Quando Valença tem 10 anos, a família se muda para o Recife. O temor de ver o filho adolescente sem curso universitário se perder na boemia leva o patriarca a mantê-lo longe de toda referência musical. Sem radiola na casa, o jeito era se contentar com o rádio. A vizinhança intelectualizada foi providencial. “O poeta Carlos Penna Filho morava na frente de casa e fazia muitas festas. Do outro lado tinha Maria Parísio, cantora de clássicos e irmã da vedete Salomé Parísio. Do lado direito vivia o maestro Nelson Ferreira, compositor e dono de gravadora.” A rua era passagem obrigatória dos blocos rumo ao centro. Maracatu do baque virado, caboclinhos, frevo. “Isso tudo entrou na minha cabeça.”
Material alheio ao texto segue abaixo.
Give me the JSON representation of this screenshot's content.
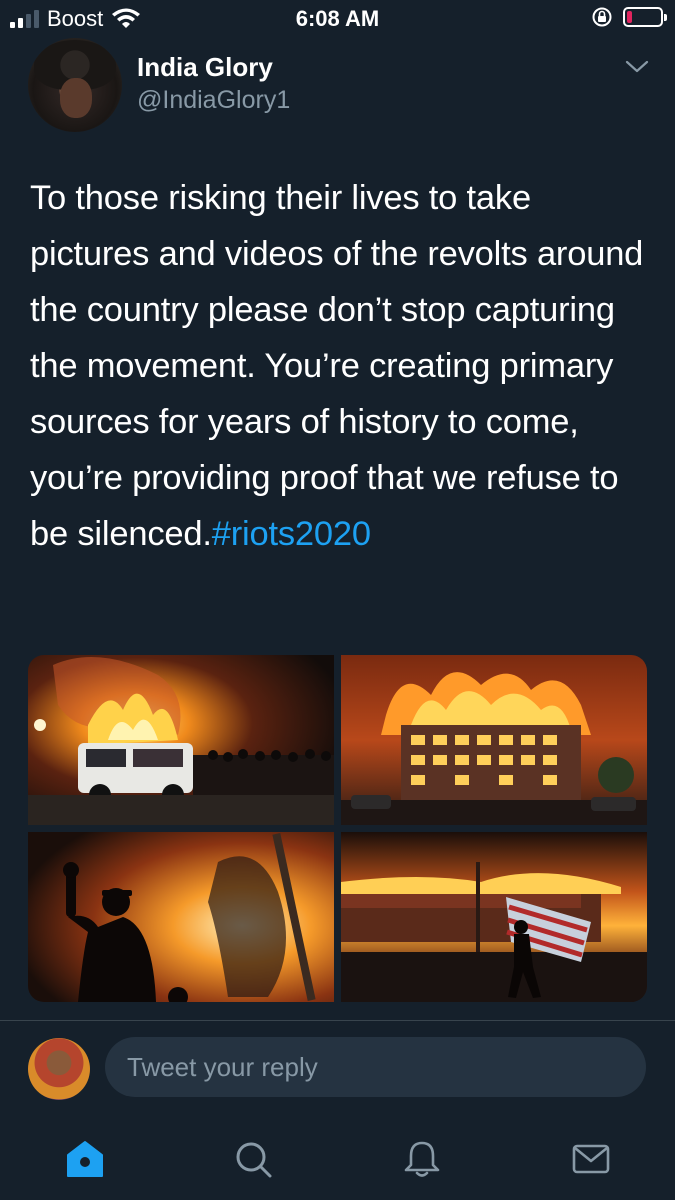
{
  "status_bar": {
    "carrier": "Boost",
    "time": "6:08 AM",
    "signal_bars_filled": 2,
    "signal_bars_total": 4,
    "battery_level": "low",
    "battery_color": "#e0245e"
  },
  "tweet": {
    "author_name": "India Glory",
    "author_handle": "@IndiaGlory1",
    "text": "To those risking their lives to take pictures and videos of the revolts around the country please don’t stop capturing the movement. You’re creating primary sources for years of history to come, you’re providing proof that we refuse to be silenced.",
    "hashtag": "#riots2020",
    "hashtag_color": "#1da1f2",
    "media": [
      {
        "icon": "photo-burning-police-car"
      },
      {
        "icon": "photo-burning-building"
      },
      {
        "icon": "photo-protester-raised-fist"
      },
      {
        "icon": "photo-protester-with-flag"
      }
    ]
  },
  "reply": {
    "placeholder": "Tweet your reply"
  },
  "bottom_nav": {
    "items": [
      {
        "icon": "home-icon",
        "active": true
      },
      {
        "icon": "search-icon",
        "active": false
      },
      {
        "icon": "bell-icon",
        "active": false
      },
      {
        "icon": "mail-icon",
        "active": false
      }
    ],
    "active_color": "#1da1f2",
    "inactive_color": "#8899a6"
  },
  "theme": {
    "background": "#15202b",
    "secondary_text": "#8899a6",
    "divider": "#38444d",
    "input_background": "#253341"
  }
}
A vontade doida de tocar e cantar do filho amoleceu o coração materno. Aos 16 anos, Valença deixa a contragosto uma partida de futebol para acompanhar a mãe às compras. Na frente da loja de instrumentos ouve a frase ansiada: “Escolhe”. Opta por um cavaquinho, mais barato. “Você merece um violão.”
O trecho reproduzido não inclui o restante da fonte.